# New rizzide in sizzide :) edit:resized pics



## Adam (Apr 30, 2002)

*New rizzide in sizzide  you thought fcs has bandwidth destroyers*

Just got up here to maine yesterday, and the car has been sitting under some pine trees for about a month, so it's pretty dirty, but here are some initial pics:


----------



## stealthb14 (Apr 30, 2002)

Jeez Adam...can those pics get any bigger?


----------



## Adam (Apr 30, 2002)

what, like your mom?


----------



## LIUSPEED (May 29, 2002)

nice adam nice


----------



## })roppedSX (Apr 21, 2003)

??? whats that red stain in the trunk ????
looks like you were carrying some dead bodies in the trunk.  jk


----------



## nitestridar (Jun 29, 2002)

nice ride... manual to 

fix that damn dash light


----------



## whiteb14 (Jul 7, 2002)

AAHHH... i love luxury rides!


----------



## sethwas (Apr 30, 2002)

How'd you find a manual Lexus?

Seth


----------



## Adam (Apr 30, 2002)

sethwas said:


> *How'd you find a manual Lexus?
> 
> Seth *


Only year it was ever made too, very rare  My godmother had it since it was brand new, I've been bugging her about it since I was like 12. Now it belongs to me


----------



## sentra94xe (May 6, 2002)

You suck Adam.  I post a pic of my car last week and I get 2 measely responses (and over 100 views too). Then your happy ass comes along and puts up 10 or so HUDGE pics and you already have more responses than me! WTF?!?

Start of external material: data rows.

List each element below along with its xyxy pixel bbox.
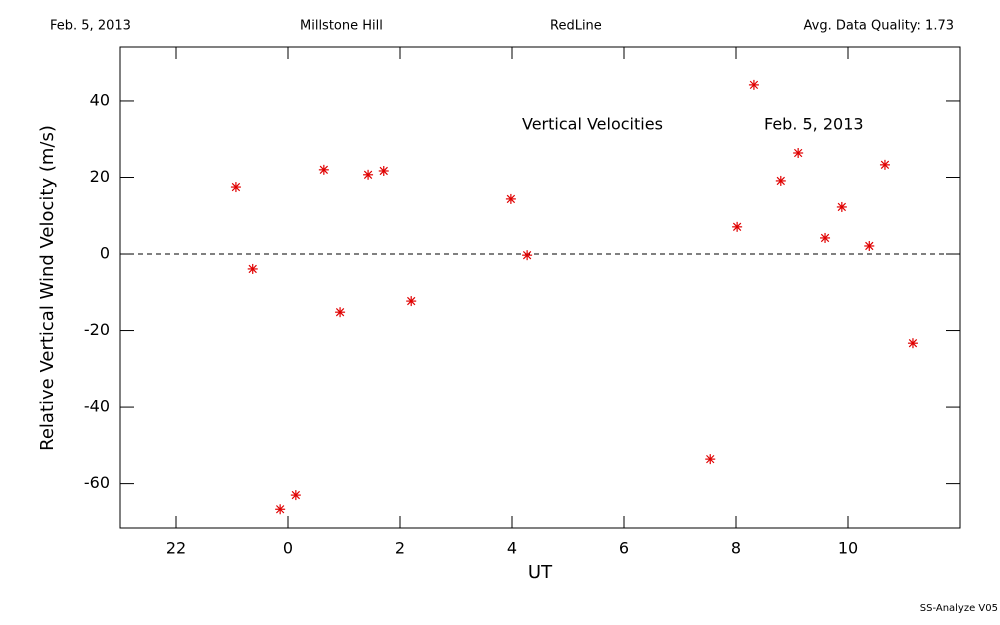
header-instrument: RedLine <box>550 19 602 34</box>
point <box>864 240 875 251</box>
point <box>522 250 533 261</box>
point-stroke <box>865 241 874 251</box>
point <box>406 296 417 307</box>
point-stroke <box>248 264 257 274</box>
x-tick-label: 6 <box>619 539 629 558</box>
y-tick-label: 0 <box>100 244 110 263</box>
x-tick-label: 8 <box>731 539 741 558</box>
point <box>275 504 286 515</box>
point <box>836 201 847 212</box>
point <box>230 182 241 193</box>
point-stroke <box>776 176 785 186</box>
point-stroke <box>880 160 890 170</box>
point-stroke <box>706 454 715 464</box>
x-axis-label: UT <box>528 562 553 583</box>
y-tick-label: -60 <box>84 473 110 492</box>
y-tick-label: 40 <box>90 90 110 109</box>
point-stroke <box>749 80 759 90</box>
y-tick-label: -40 <box>84 397 110 416</box>
point <box>378 165 389 176</box>
point-stroke <box>231 182 241 192</box>
point <box>505 193 516 204</box>
point <box>793 147 804 158</box>
point <box>335 307 346 318</box>
point-stroke <box>908 339 918 348</box>
point-stroke <box>820 233 830 243</box>
y-tick-label: 20 <box>90 167 110 186</box>
point <box>290 490 301 501</box>
x-tick-label: 2 <box>395 539 405 558</box>
x-tick-label: 10 <box>838 539 858 558</box>
plot-frame <box>119 46 961 529</box>
point <box>247 263 258 274</box>
point <box>363 169 374 180</box>
footer: SS-Analyze V05 <box>920 603 998 614</box>
point <box>748 79 759 90</box>
x-tick-label: 4 <box>507 539 517 558</box>
point-stroke <box>506 194 516 204</box>
annotation: Feb. 5, 2013 <box>764 115 864 134</box>
point-stroke <box>335 308 345 317</box>
header-date: Feb. 5, 2013 <box>50 19 131 34</box>
x-tick-label: 22 <box>166 539 186 558</box>
point <box>732 221 743 232</box>
point-stroke <box>319 165 329 175</box>
point-stroke <box>275 505 285 514</box>
header-site: Millstone Hill <box>300 19 383 34</box>
point-stroke <box>837 202 847 212</box>
point <box>907 338 918 349</box>
point <box>705 454 716 465</box>
y-tick-label: -20 <box>84 320 110 339</box>
point-stroke <box>379 166 388 176</box>
point-stroke <box>363 170 373 179</box>
point-stroke <box>732 222 742 232</box>
x-tick-label: 0 <box>283 539 293 558</box>
point <box>879 159 890 170</box>
point <box>775 175 786 186</box>
point <box>318 164 329 175</box>
header-quality: Avg. Data Quality: 1.73 <box>804 19 954 34</box>
point-stroke <box>291 490 301 500</box>
point <box>820 232 831 243</box>
point-stroke <box>793 148 803 158</box>
y-axis-label: Relative Vertical Wind Velocity (m/s) <box>37 125 58 451</box>
annotation: Vertical Velocities <box>522 115 663 134</box>
point-stroke <box>407 296 416 306</box>
point-stroke <box>522 250 532 260</box>
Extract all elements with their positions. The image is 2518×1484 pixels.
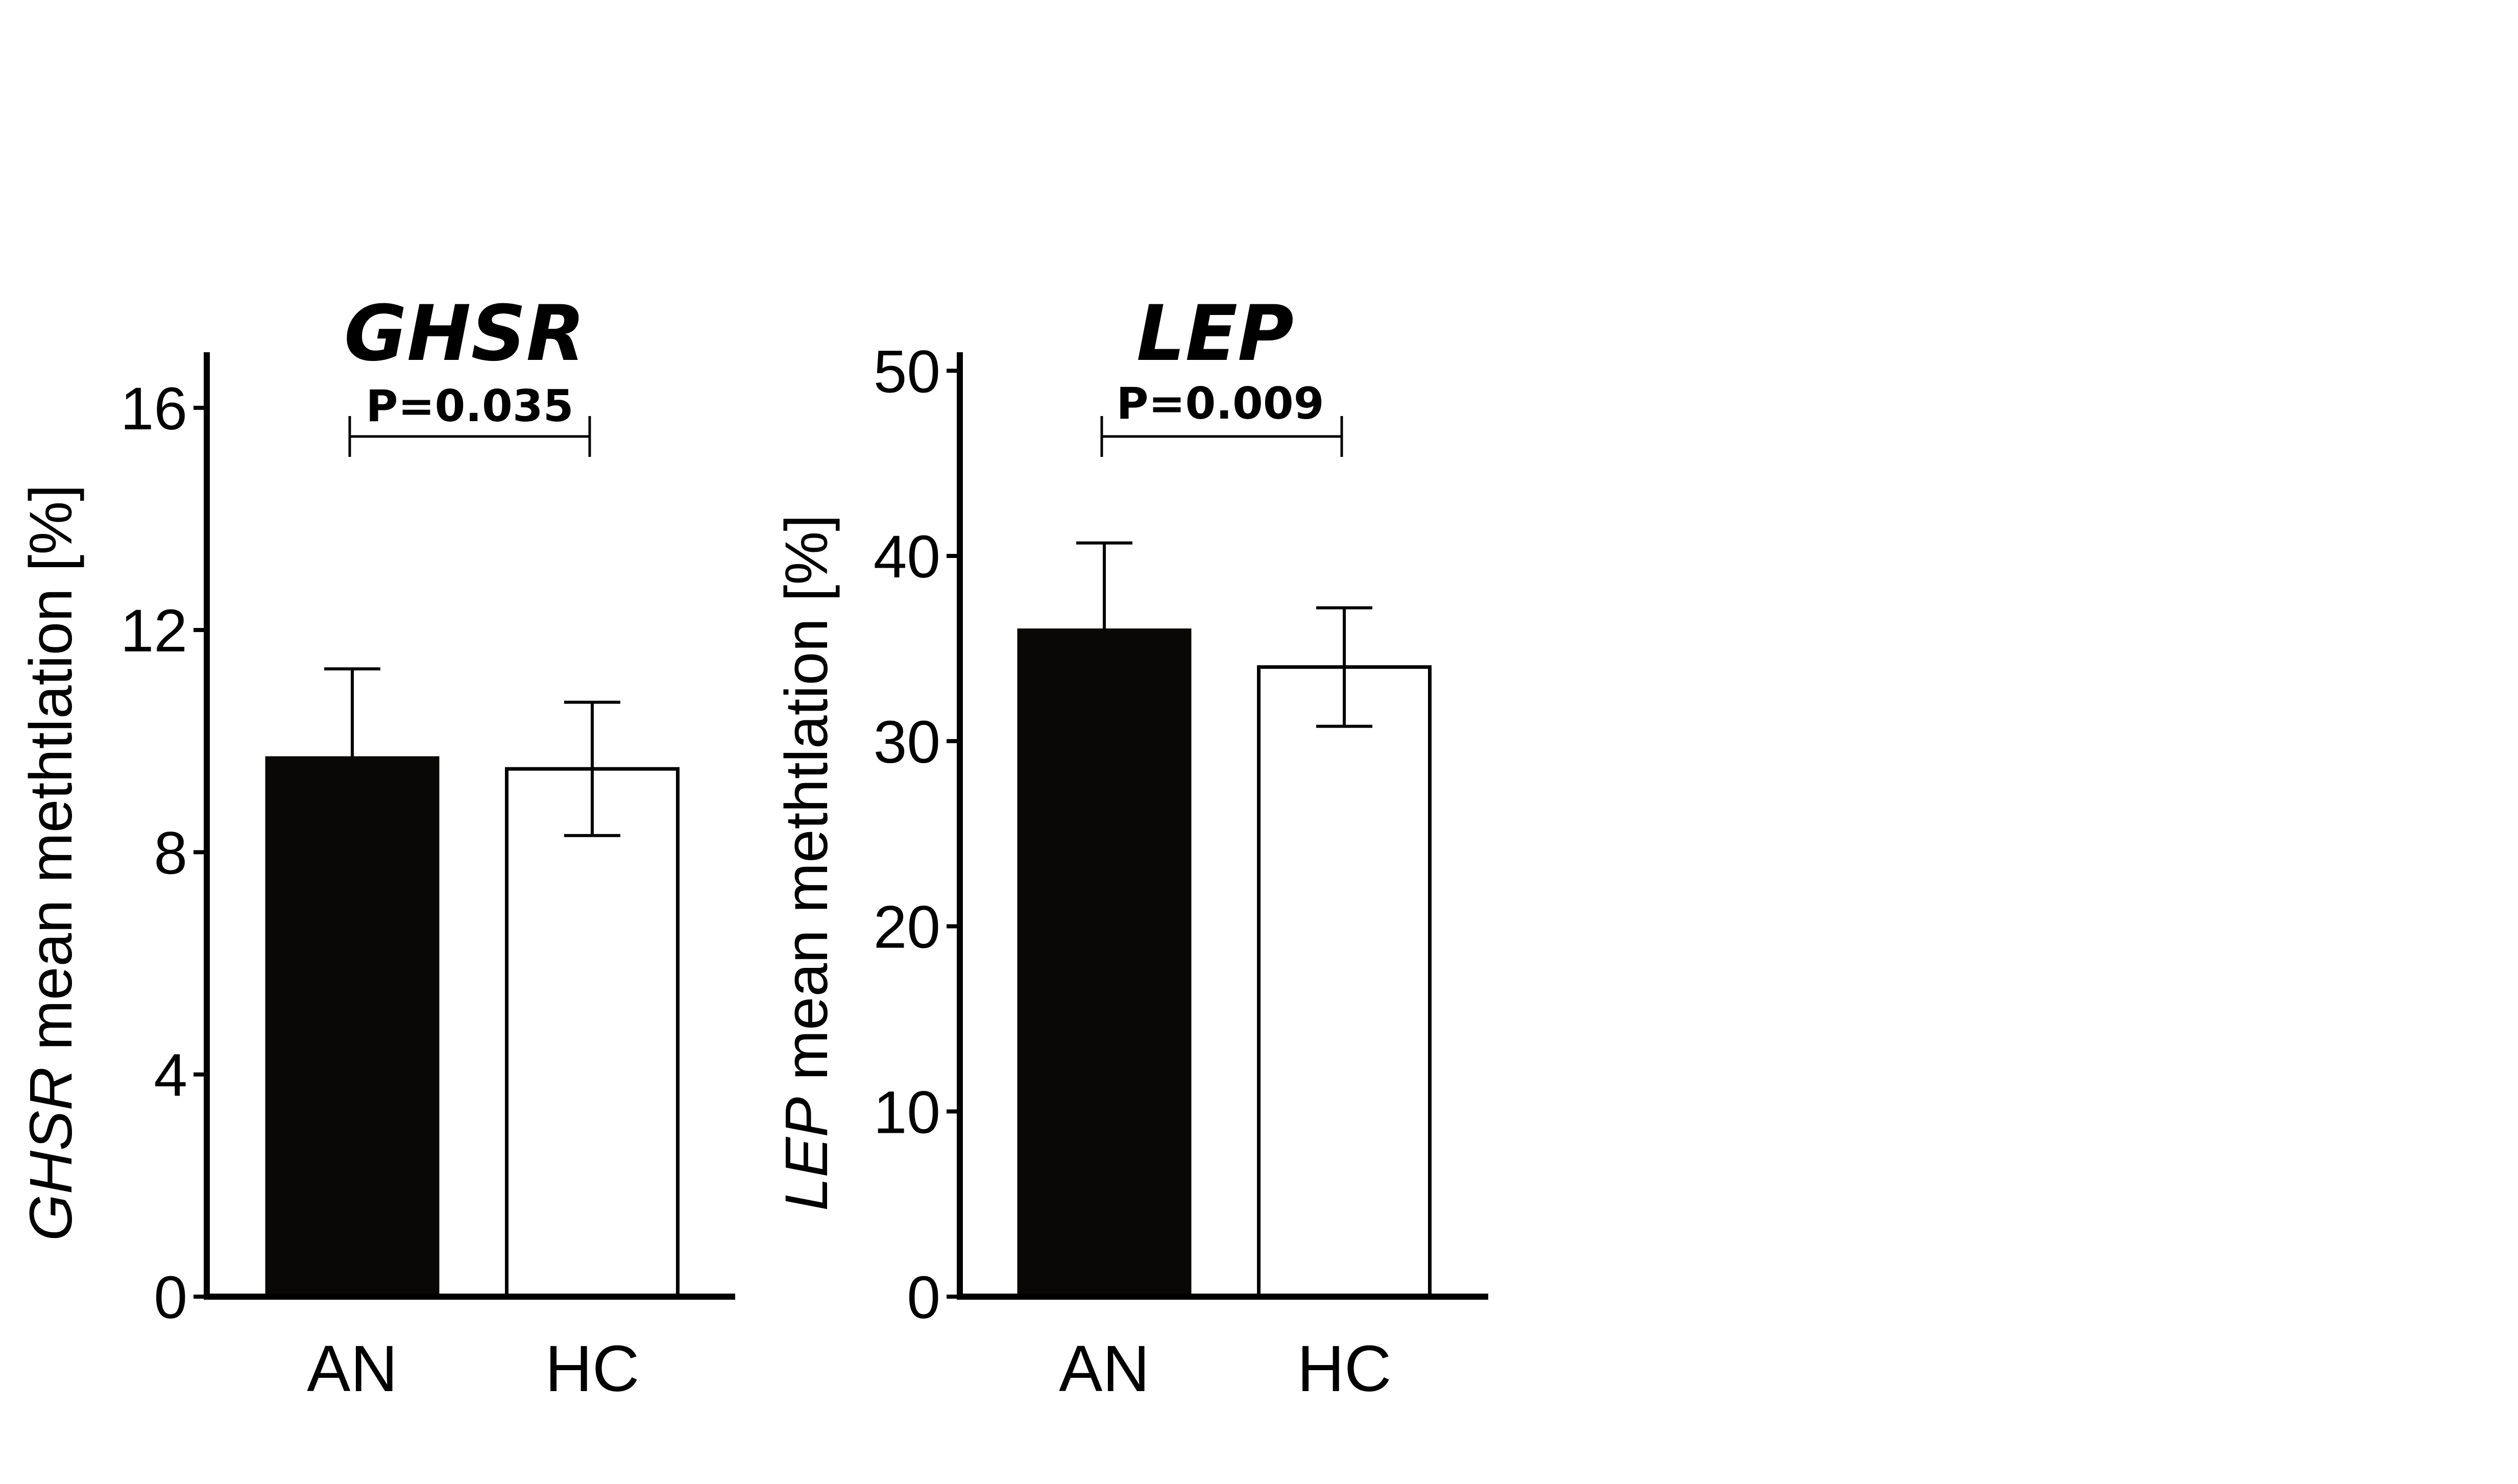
y-axis-label: GHSR mean methtlation [%] [17,484,85,1241]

LOL, that's ok.... maybe I'll just accidently delete your thread. 

BTW, the Lexy is lookin nice. Keep her clean!


----------



## green se-r (Mar 27, 2003)

thats nice, its just missing a trd s/c!


----------



## Choopsticks (Sep 9, 2002)

This thread should be labeled "modem killer." But anyways, nice car.


----------



## Adam (Apr 30, 2002)

sentra94xe said:


> *You suck Adam.  I post a pic of my car last week and I get 2 measely responses (and over 100 views too). Then your happy ass comes along and puts up 10 or so HUDGE pics and you already have more responses than me! WTF?!?
> 
> LOL, that's ok.... maybe I'll just accidently delete your thread.
> 
> BTW, the Lexy is lookin nice. Keep her clean! *


Hey man, I'm on vacation so I'm putting as little effort forward as possible (speaking of the huge pics). That's just how they came off the camera.


----------



## SentraXERacer (Oct 7, 2002)

Wow, with only 155 miles on it  Stop trying to fool us, what is the real mileage? Now you have 2 sweet rides.


----------



## UNISH25 (Aug 12, 2002)

SentraXERacer said:


> *Wow, with only 155 miles on it  Stop trying to fool us, what is the real mileage? Now you have 2 sweet rides. *


Trip A has 155 miles on it...thats not the odometer reading...or maybe it is!


----------



## Adam (Apr 30, 2002)

No, that was the 155 miles I had put on it since that morning  It's actually got 150,000 on it, but still runs great, I just need an oil change, and maybe some new plugs.


----------



## Ninety-Nine SE-L (May 5, 2002)

sweet. BTW, this was a bitch on my cable modem.


----------



## Shift1.6 (Jul 22, 2003)

Wow nice car. So hard to find a 5 spd. lexus like that.


----------



## Adam (Apr 30, 2002)

I resized them for you guys


----------